While the conversation surrounding the Mütter has the hallmarks of a wearying culture war skirmish (complete with crotchety former staffer happily providing quotes that lay into the new guard), the lines are less delineated. Judging from the American news media, many of those most upset locally with the changes at the institution are from groups traditionally alienated by museum culture, with various local trans people and those from goth subcultures speaking of their love for the place. Launching a petition against the changes, a grassroots campaign group notes that the ‘Mütter believed in compassion and love for society’s “monsters”’, a sentiment which many people with atypical bodies connected with. Victoria M. Rodríguez-Roldán, a disability-rights activist wrote to the Washington Post to say the museum’s collection ‘reminds us of our mortality and the fragility of our bodies… if we are ever to be inclusive of disability, we must accept these as part of our lives.’

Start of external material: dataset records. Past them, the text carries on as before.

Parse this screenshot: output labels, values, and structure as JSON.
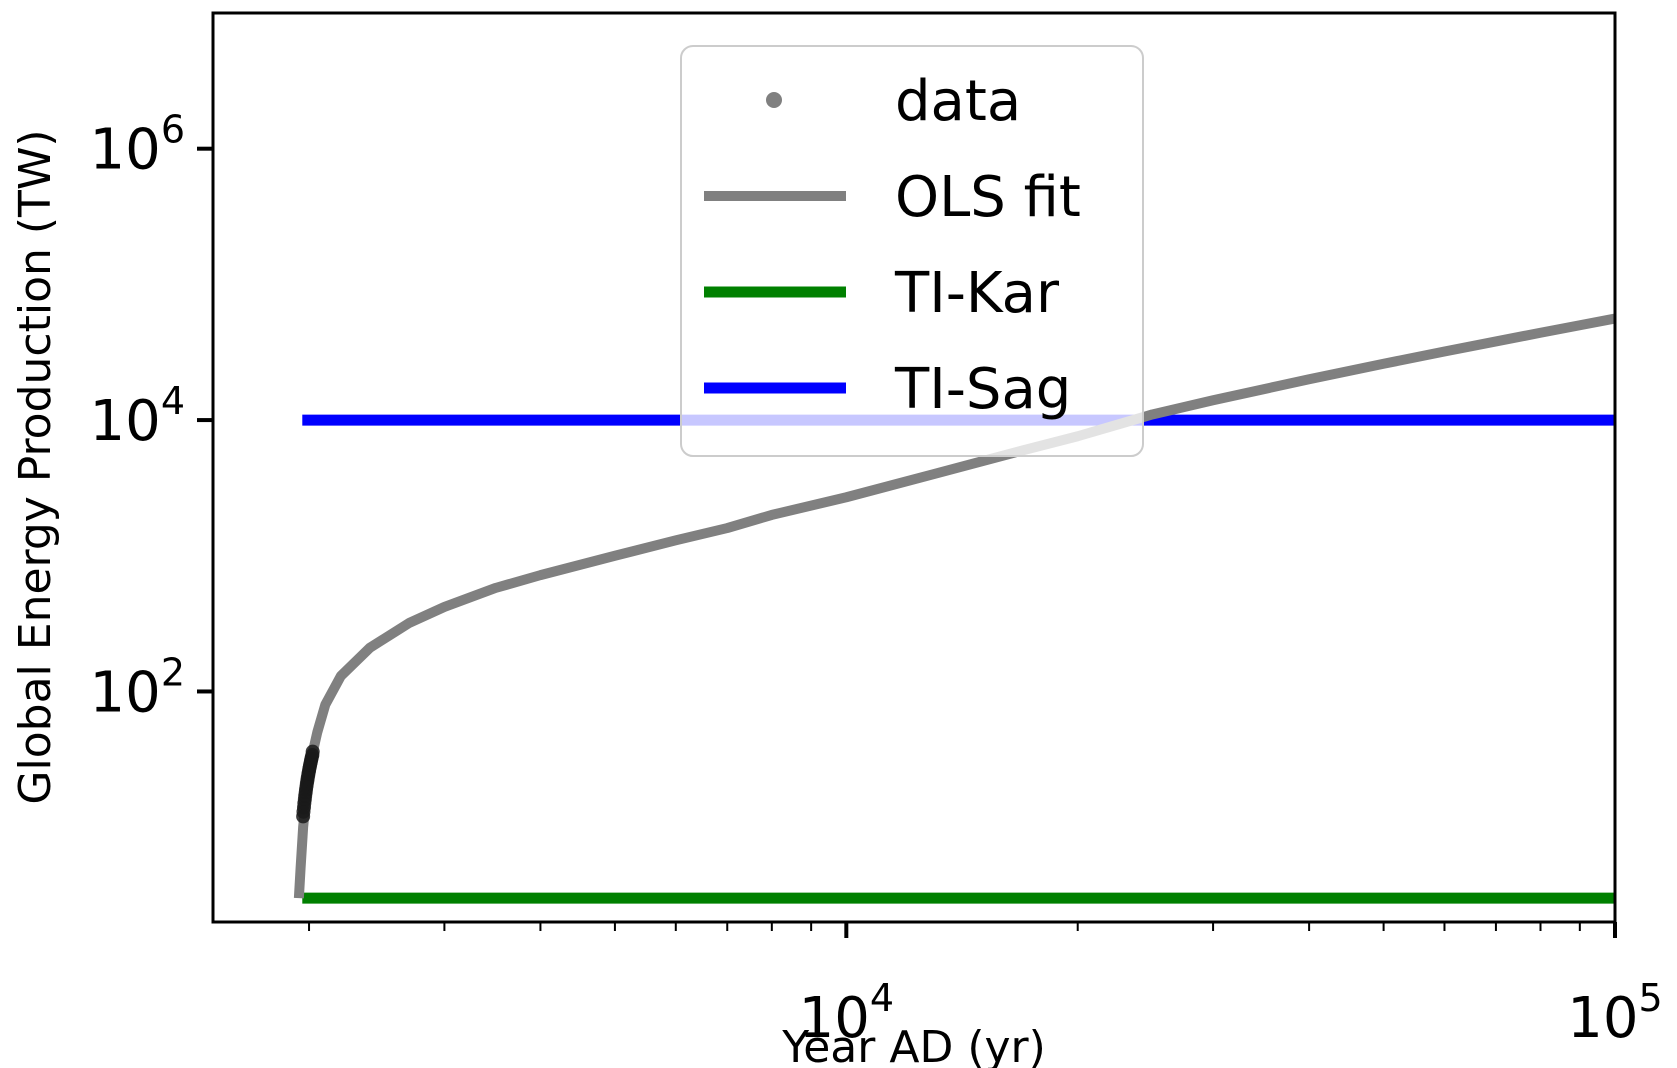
{
  "chart_data": {
    "type": "line",
    "title": "",
    "xlabel": "Year AD (yr)",
    "ylabel": "Global Energy Production (TW)",
    "xscale": "log",
    "yscale": "log",
    "xlim": [
      1500,
      100000
    ],
    "ylim": [
      2,
      10000000
    ],
    "grid": false,
    "legend_position": "top-center",
    "x_ticks": [
      {
        "value": 10000,
        "base": "10",
        "exp": "4"
      },
      {
        "value": 100000,
        "base": "10",
        "exp": "5"
      }
    ],
    "y_ticks": [
      {
        "value": 100,
        "base": "10",
        "exp": "2"
      },
      {
        "value": 10000,
        "base": "10",
        "exp": "4"
      },
      {
        "value": 1000000,
        "base": "10",
        "exp": "6"
      }
    ],
    "series": [
      {
        "name": "data",
        "kind": "scatter",
        "color": "#1a1a1a",
        "points": [
          [
            1965,
            12
          ],
          [
            1967,
            13
          ],
          [
            1970,
            14
          ],
          [
            1972,
            15
          ],
          [
            1975,
            16
          ],
          [
            1977,
            17
          ],
          [
            1980,
            18
          ],
          [
            1982,
            19
          ],
          [
            1985,
            20
          ],
          [
            1987,
            21
          ],
          [
            1990,
            22
          ],
          [
            1992,
            23
          ],
          [
            1995,
            24
          ],
          [
            1997,
            25
          ],
          [
            2000,
            26
          ],
          [
            2002,
            27
          ],
          [
            2005,
            28
          ],
          [
            2007,
            29
          ],
          [
            2010,
            30
          ],
          [
            2012,
            31
          ],
          [
            2015,
            32
          ],
          [
            2017,
            33
          ],
          [
            2020,
            34
          ],
          [
            2022,
            36
          ]
        ]
      },
      {
        "name": "OLS fit",
        "kind": "line",
        "color": "#808080",
        "x": [
          1940,
          1950,
          1965,
          1985,
          2000,
          2050,
          2100,
          2200,
          2400,
          2700,
          3000,
          3500,
          4000,
          5000,
          6000,
          7000,
          8000,
          10000,
          13000,
          17000,
          20000,
          25000,
          30000,
          40000,
          50000,
          60000,
          70000,
          80000,
          90000,
          100000
        ],
        "y": [
          3,
          5,
          10,
          18,
          27,
          50,
          80,
          130,
          210,
          320,
          420,
          580,
          720,
          1000,
          1300,
          1600,
          2000,
          2700,
          4000,
          6000,
          7600,
          11000,
          14000,
          20000,
          26000,
          32000,
          38000,
          44000,
          50000,
          56000
        ]
      },
      {
        "name": "TI-Kar",
        "kind": "line",
        "color": "#008000",
        "x": [
          1960,
          100000
        ],
        "y": [
          3,
          3
        ]
      },
      {
        "name": "TI-Sag",
        "kind": "line",
        "color": "#0000ff",
        "x": [
          1960,
          100000
        ],
        "y": [
          10000,
          10000
        ]
      }
    ]
  }
}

In our shifting understanding of the human body, old bodies and bodies that do not fit a traditional norm are interesting to look at and learn from. This suggests that the preservation of human remains serves a cultural purpose both beyond bioarchaeology and academia, and vaudeville and prurient entertainment. And with acknowledgement of the Epicurean aphorism that ‘while we exist death is not present, and when death is present we no longer exist’, now the dead have no more use for the meat that gave them form, with respect, may those bodies continue to be shown.